The California proposal does the same for Democrats, targeting five Republican seats by pouring new Democratic voters into the districts.
Newsom has proposed—and is encouraging the passage of—a new referendum to temporarily bypass the state’s nonpartisan districting commission and allow the voting public to approve the Democrat-proposed maps. It would go through the California Legislature as the Election Rigging Response Act.
Here are the Republicans who would be affected by the newly-drawn congressional map.
Kevin Kiley
The Third Congressional District would shift from including Death Valley to including parts of Sacramento, which is a Democrat-run city.
The district went for President Donald Trump in the 2024 election by just 3 percentage points.
Rep. Kevin Kiley, who was first elected in 2022, criticized Newsom for trying to effectively oust him from Congress.
“Newsom ... gerrymandered my district in the shape of an elephant. The ’trunk' captures as many Democrat voters as possible,” he wrote in an Aug.16 post on X. “Like all his attempts, this will fail. We’ll keep beating him at the ballot box and the Capitol.”
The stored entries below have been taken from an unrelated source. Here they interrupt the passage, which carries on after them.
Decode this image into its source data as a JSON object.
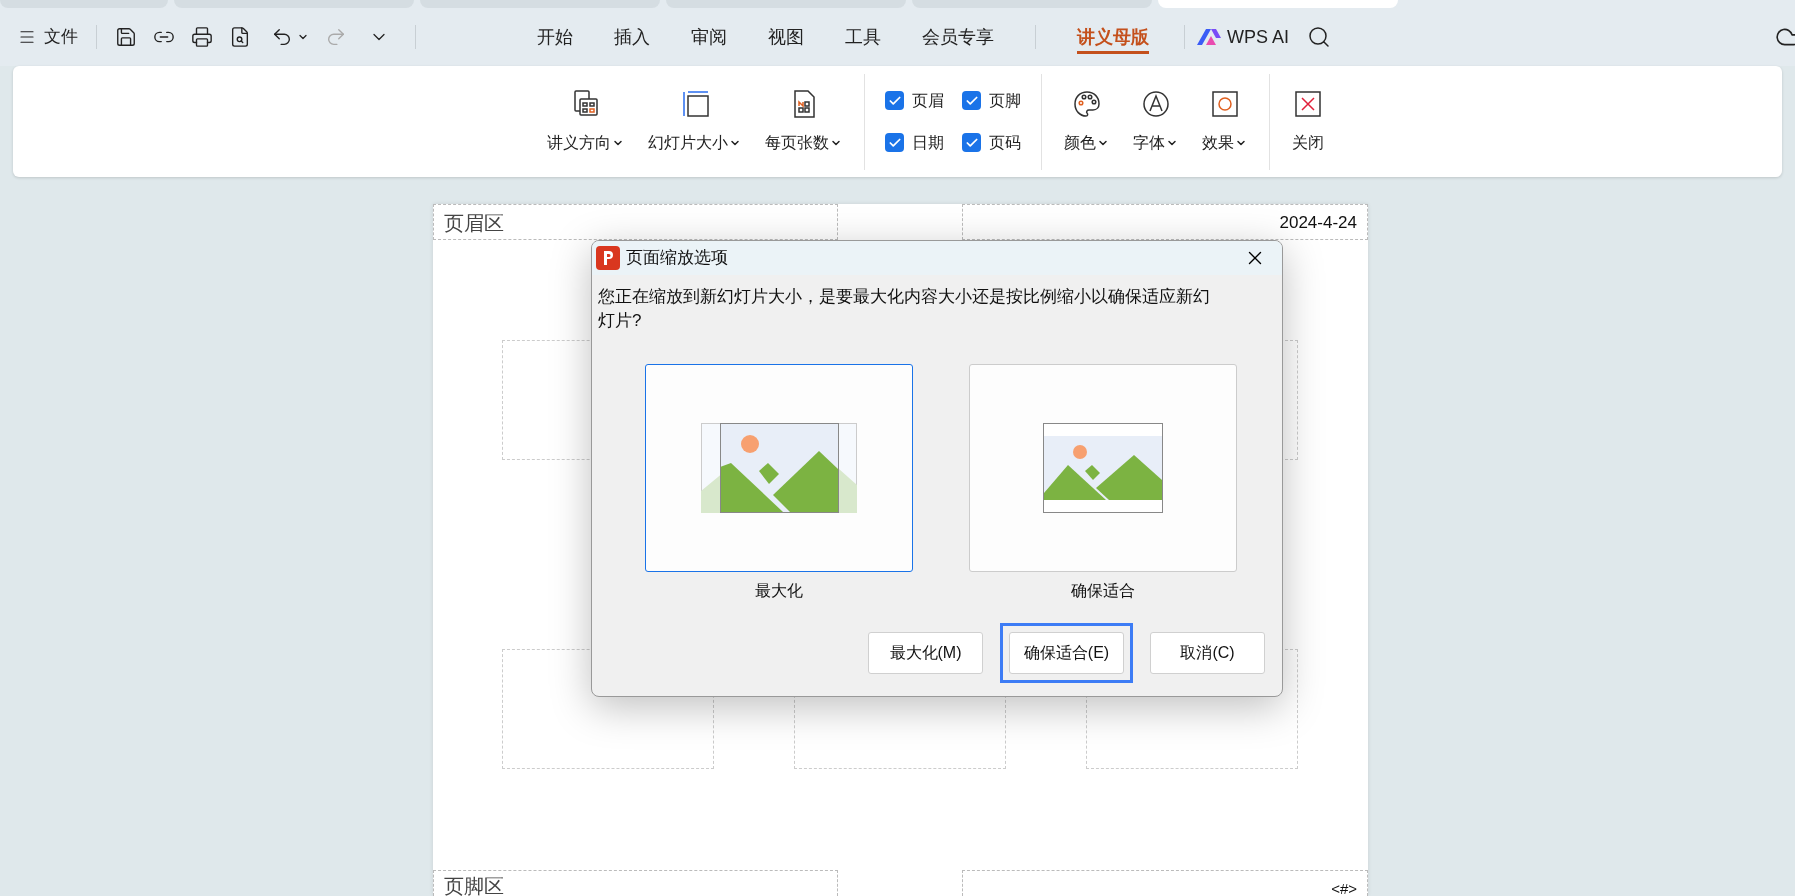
{
  "document_tabs": [
    {
      "selected": false
    },
    {
      "selected": false
    },
    {
      "selected": false
    },
    {
      "selected": false
    },
    {
      "selected": false
    },
    {
      "selected": true
    }
  ],
  "menu_bar": {
    "file_label": "文件",
    "tabs": [
      {
        "label": "开始",
        "selected": false
      },
      {
        "label": "插入",
        "selected": false
      },
      {
        "label": "审阅",
        "selected": false
      },
      {
        "label": "视图",
        "selected": false
      },
      {
        "label": "工具",
        "selected": false
      },
      {
        "label": "会员专享",
        "selected": false
      },
      {
        "label": "讲义母版",
        "selected": true
      }
    ],
    "ai_label": "WPS AI"
  },
  "ribbon": {
    "layout_tools": [
      {
        "label": "讲义方向",
        "dropdown": true
      },
      {
        "label": "幻灯片大小",
        "dropdown": true
      },
      {
        "label": "每页张数",
        "dropdown": true
      }
    ],
    "checkboxes": [
      {
        "label": "页眉",
        "checked": true
      },
      {
        "label": "页脚",
        "checked": true
      },
      {
        "label": "日期",
        "checked": true
      },
      {
        "label": "页码",
        "checked": true
      }
    ],
    "style_tools": [
      {
        "label": "颜色",
        "dropdown": true
      },
      {
        "label": "字体",
        "dropdown": true
      },
      {
        "label": "效果",
        "dropdown": true
      }
    ],
    "close_label": "关闭"
  },
  "page": {
    "header_left": "页眉区",
    "header_right": "2024-4-24",
    "footer_left": "页脚区",
    "footer_right": "<#>"
  },
  "dialog": {
    "title": "页面缩放选项",
    "message": "您正在缩放到新幻灯片大小，是要最大化内容大小还是按比例缩小以确保适应新幻灯片?",
    "options": [
      {
        "kind": "maximize",
        "label": "最大化",
        "selected": true
      },
      {
        "kind": "fit",
        "label": "确保适合",
        "selected": false
      }
    ],
    "buttons": [
      {
        "label": "最大化(M)",
        "focused": false
      },
      {
        "label": "确保适合(E)",
        "focused": true
      },
      {
        "label": "取消(C)",
        "focused": false
      }
    ]
  }
}
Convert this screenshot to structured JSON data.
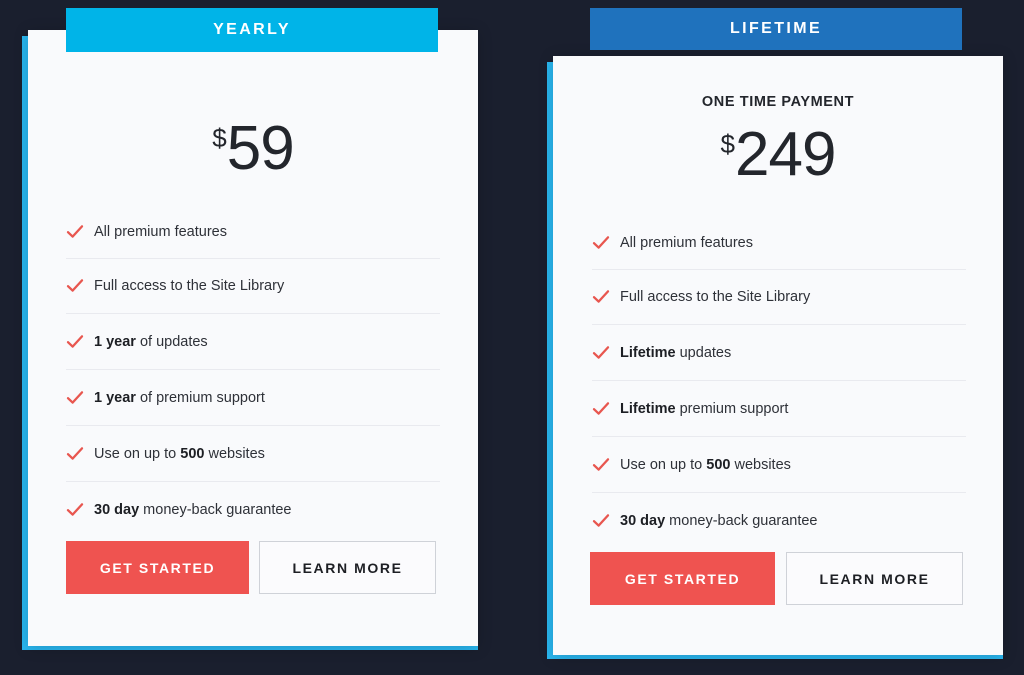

Kiley has introduced legislation that would prohibit mid-decade redistricting, including efforts by his party in Texas.
Doug LaMalfa
Trump won the First Congressional District by double digits in 2024. Under the newly drawn map, it would have gone to then-Vice President Kamala Harris by double digits.
Rep. Doug LaMalfa has decried the newly drawn map, including his redrawn district.
“If you want to know what’s wrong with these maps – just take a look at them. How on earth does Modoc County on the Nevada and Oregon Border have any common interest with Marin County and the Golden Gate Bridge? Voters took this power from Sacramento for just this reason,” he stated in an Aug. 16 post on X.
LaMalfa was referring to the independent commission California has to redraw the state’s congressional map.
“This is naked politics at its worst,” he added. “Mid-Decade redistricting is wrong, no matter where it’s being done. Defying the voters voice is wrong.”
Ken Calvert
Under the proposal, Rep. Ken Calvert’s 41st Congressional District would become a Latino-majority district by being placed in Los Angeles County, and therefore become a pickup opportunity for the Democrats.
Like his colleagues, Calvert decried Newsom’s redistricting effort.
“A bipartisan majority of Californians oppose efforts to eliminate our Independent Citizens Redistricting Commission. It only adds insult to injury to ask taxpayers to pay hundreds of millions of dollars on a special election power grab that would wipeout the Commission’s work,” Calvert wrote in an Aug. 15 post on X.
He has called for the state’s independent redistricting commission to be respected.
Darrell Issa
Rep. Darrell Issa in the 48th Congressional District is also vulnerable to incursion by Democrats.
After retiring from Congress in 2018, Issa returned to his seat in 2020. In his most recent reelection, Issa won by double digits.
The changed map moves voters from the Coachella Valley into the eastern San Diego County district, which goes from a safely Republican district to one with a slight Democratic registration advantage.
CalMatters says that flipping this seat may be “the biggest reach” for Democrats on the new map.
David Valadao
Rep. David Valadao’s 22nd Congressional District in the Central Valley is also a target for Democrats.
With the redrawn map, however, as with Issa’s district, it’s far from a guaranteed loss for Valadao.
According to CalMatters, while Democrats already enjoyed a numerical voter registration advantage in the district, it often leans conservative.
The Cook Political Report, in an analysis of the redrawn maps, said that the seat held by Valadao—who won reelection by seven points in 2024—would be “the most tenuous for Democrats to flip.”